10 Reasons Engineering Controls Work Better Than PPE

Sep 15, 2016

Correctly using PPE (personal protective equipment) can be very effective. So why does OSHA consider it a “last resort” for health and safety? Let’s take a look at PPE and engineering controls and explore what is practical for certain situations.

Viable Risk Protection

While PPE is often essential, it should only be used to protect people from risks that cannot be controlled in any other reasonable way. For example, a helmet with a face shield is often the only reasonable way to protect a welder’s face and eyes because they are often very close to the welded metal. On the other hand, a respirator is much more difficult to wear and use correctly than a welding helmet, so welding fumes are better handled by engineering controls.

Engineering controls, such as dust and fume collection, and safe work practices are more effective and protect everyone, not just the people wearing PPE.

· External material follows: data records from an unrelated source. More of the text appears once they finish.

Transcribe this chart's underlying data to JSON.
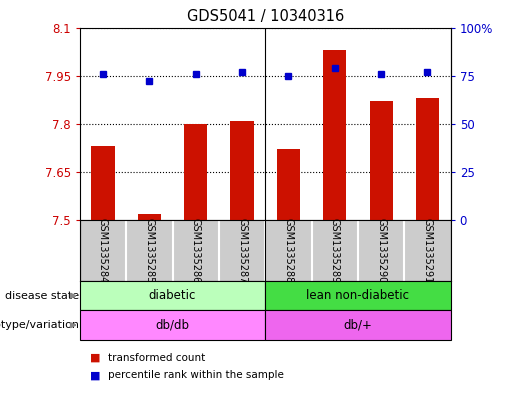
{
  "title": "GDS5041 / 10340316",
  "samples": [
    "GSM1335284",
    "GSM1335285",
    "GSM1335286",
    "GSM1335287",
    "GSM1335288",
    "GSM1335289",
    "GSM1335290",
    "GSM1335291"
  ],
  "transformed_count": [
    7.73,
    7.52,
    7.8,
    7.81,
    7.72,
    8.03,
    7.87,
    7.88
  ],
  "percentile_rank": [
    76,
    72,
    76,
    77,
    75,
    79,
    76,
    77
  ],
  "bar_color": "#cc1100",
  "dot_color": "#0000cc",
  "ymin": 7.5,
  "ymax": 8.1,
  "yticks": [
    7.5,
    7.65,
    7.8,
    7.95,
    8.1
  ],
  "ytick_labels": [
    "7.5",
    "7.65",
    "7.8",
    "7.95",
    "8.1"
  ],
  "y2min": 0,
  "y2max": 100,
  "y2ticks": [
    0,
    25,
    50,
    75,
    100
  ],
  "y2tick_labels": [
    "0",
    "25",
    "50",
    "75",
    "100%"
  ],
  "disease_state": [
    {
      "label": "diabetic",
      "start": 0,
      "end": 4,
      "color": "#bbffbb"
    },
    {
      "label": "lean non-diabetic",
      "start": 4,
      "end": 8,
      "color": "#44dd44"
    }
  ],
  "genotype": [
    {
      "label": "db/db",
      "start": 0,
      "end": 4,
      "color": "#ff88ff"
    },
    {
      "label": "db/+",
      "start": 4,
      "end": 8,
      "color": "#ee66ee"
    }
  ],
  "sample_box_color": "#cccccc",
  "disease_state_label": "disease state",
  "genotype_label": "genotype/variation",
  "legend_bar_label": "transformed count",
  "legend_dot_label": "percentile rank within the sample",
  "background_color": "#ffffff",
  "tick_label_color_left": "#cc0000",
  "tick_label_color_right": "#0000cc",
  "group_separator": 3.5
}
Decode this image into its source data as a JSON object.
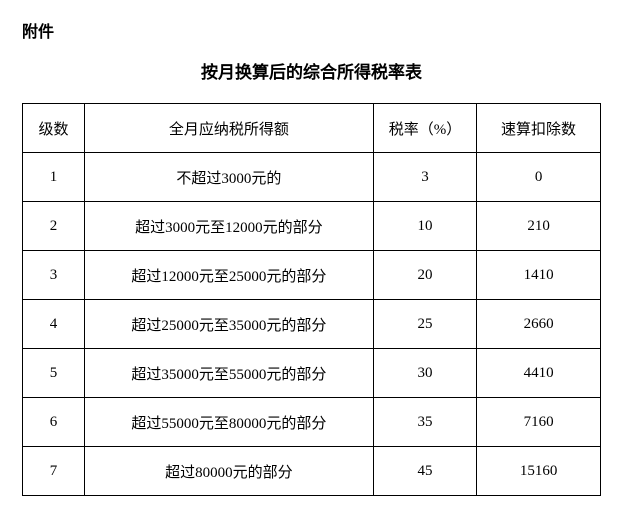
{
  "attachment_label": "附件",
  "title": "按月换算后的综合所得税率表",
  "table": {
    "columns": [
      "级数",
      "全月应纳税所得额",
      "税率（%）",
      "速算扣除数"
    ],
    "rows": [
      [
        "1",
        "不超过3000元的",
        "3",
        "0"
      ],
      [
        "2",
        "超过3000元至12000元的部分",
        "10",
        "210"
      ],
      [
        "3",
        "超过12000元至25000元的部分",
        "20",
        "1410"
      ],
      [
        "4",
        "超过25000元至35000元的部分",
        "25",
        "2660"
      ],
      [
        "5",
        "超过35000元至55000元的部分",
        "30",
        "4410"
      ],
      [
        "6",
        "超过55000元至80000元的部分",
        "35",
        "7160"
      ],
      [
        "7",
        "超过80000元的部分",
        "45",
        "15160"
      ]
    ]
  }
}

There are a lot of reasons why PPE shouldn’t be the first line of defense in keeping people safe. Some of them are listed here:There are many reasons PPE may not be used, making engineering controls essential.

  • instructions for use not given or not followed
  • not fitted correctly
  • appropriate PPE not provided
  • is uncomfortable, hot, blocks vision, or other problems
  • faces must be clean-shaven for respirators to fit properly
  • makes moving around and doing job difficult
  • takes too long to put on and take off
  • is dirty, worn out, or otherwise not functioning as it should
  • only protects the person using the PPE, not people around them
  • loses, breaks, or damages the PPE

Realistically, people often don’t like PPE. It can be awkward and uncomfortable (especially in the heat) and can restrict vision and movement, make tasks more difficult, and take up a lot of time. Problems like this may keep people from using PPE, or keep them from using it as much as they should. And that’s assuming that proper PPE is always available… which it isn’t.

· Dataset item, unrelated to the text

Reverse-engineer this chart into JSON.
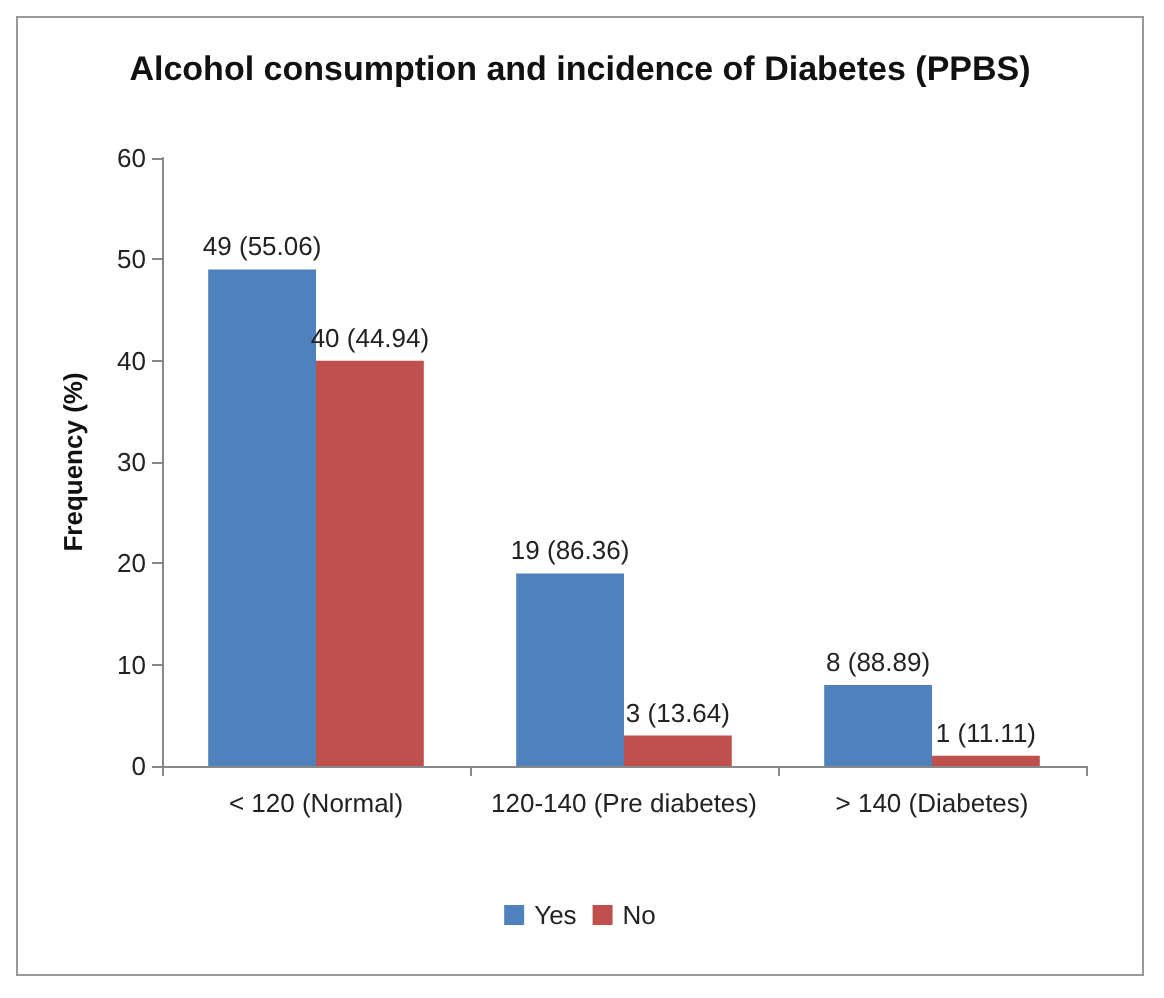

Engineering Controls Considered Best Workplace Strategy

Engineering controls are often the first line of defense that OSHA recommends for many exposures and other safety hazards. Basically, engineering controls modify the workplace to reduce or eliminate health and safety risks. This may include adding safety devices, enclosing equipment, source capture of dust and fumes, switching to a less dangerous chemical or process, or changing the layout of a facility. OSHA considers these to be “the first and best strategy” for health and safety in the workplace.

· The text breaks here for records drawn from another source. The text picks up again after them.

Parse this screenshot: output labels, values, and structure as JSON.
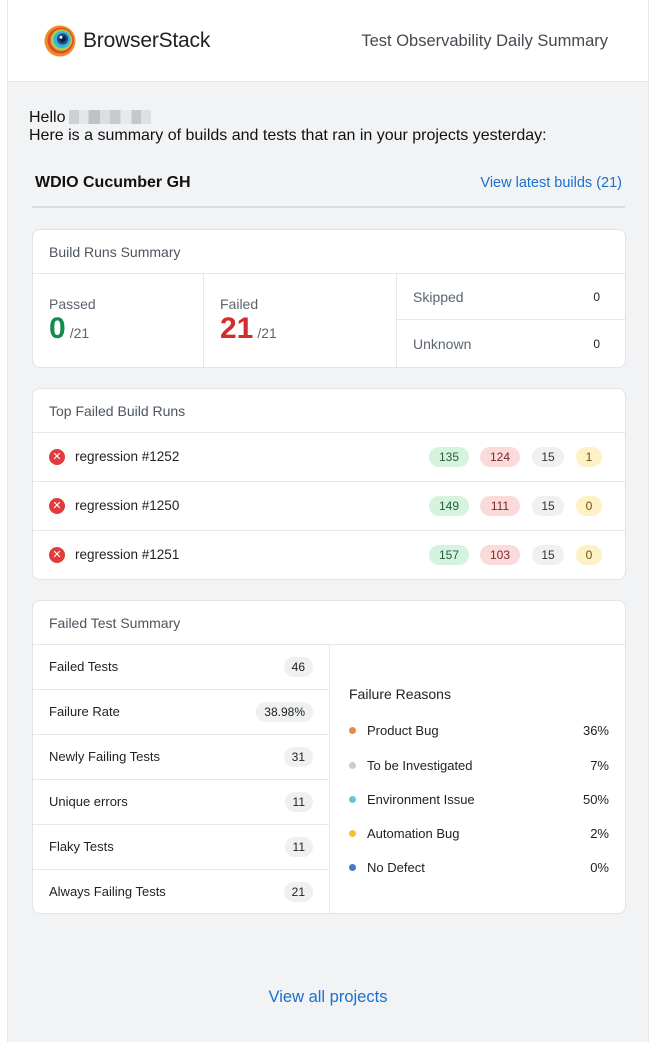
{
  "header": {
    "brand": "BrowserStack",
    "title": "Test Observability Daily Summary"
  },
  "greeting": {
    "hello": "Hello",
    "summary": "Here is a summary of builds and tests that ran in your projects yesterday:"
  },
  "project": {
    "name": "WDIO Cucumber GH",
    "latest_link": "View latest builds (21)"
  },
  "build_runs_summary": {
    "title": "Build Runs Summary",
    "passed_label": "Passed",
    "passed_value": "0",
    "failed_label": "Failed",
    "failed_value": "21",
    "total": "/21",
    "skipped_label": "Skipped",
    "skipped_value": "0",
    "unknown_label": "Unknown",
    "unknown_value": "0"
  },
  "top_failed": {
    "title": "Top Failed Build Runs",
    "runs": [
      {
        "name": "regression #1252",
        "passed": "135",
        "failed": "124",
        "skipped": "15",
        "unknown": "1"
      },
      {
        "name": "regression #1250",
        "passed": "149",
        "failed": "111",
        "skipped": "15",
        "unknown": "0"
      },
      {
        "name": "regression #1251",
        "passed": "157",
        "failed": "103",
        "skipped": "15",
        "unknown": "0"
      }
    ]
  },
  "failed_test_summary": {
    "title": "Failed Test Summary",
    "metrics": [
      {
        "label": "Failed Tests",
        "value": "46"
      },
      {
        "label": "Failure Rate",
        "value": "38.98%"
      },
      {
        "label": "Newly Failing Tests",
        "value": "31"
      },
      {
        "label": "Unique errors",
        "value": "11"
      },
      {
        "label": "Flaky Tests",
        "value": "11"
      },
      {
        "label": "Always Failing Tests",
        "value": "21"
      }
    ],
    "reasons_title": "Failure Reasons",
    "reasons": [
      {
        "label": "Product Bug",
        "pct": "36%",
        "color": "#e8894a"
      },
      {
        "label": "To be Investigated",
        "pct": "7%",
        "color": "#c9ccd0"
      },
      {
        "label": "Environment Issue",
        "pct": "50%",
        "color": "#6cc1d6"
      },
      {
        "label": "Automation Bug",
        "pct": "2%",
        "color": "#f2c232"
      },
      {
        "label": "No Defect",
        "pct": "0%",
        "color": "#4a78c8"
      }
    ]
  },
  "footer": {
    "all_projects": "View all projects"
  },
  "colors": {
    "link": "#1a6fd1",
    "passed": "#168a4a",
    "failed": "#d42c2c"
  }
}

Dust collectors are a good example. If a process is creating dust or fumes that could harm employees, a dust collection system can remove those materials from the air completely. This reduces or eliminates the need for respirators, and the dust never has an opportunity to spread through the workplace and affect people in other areas. Dust collection systems can provide source capture at specific work areas.  They can also filter the air throughout the facility, depending on the type of required system to capture the dust or fumes. Dust and fume collectors can serve an important role in overall engineering controls for safety.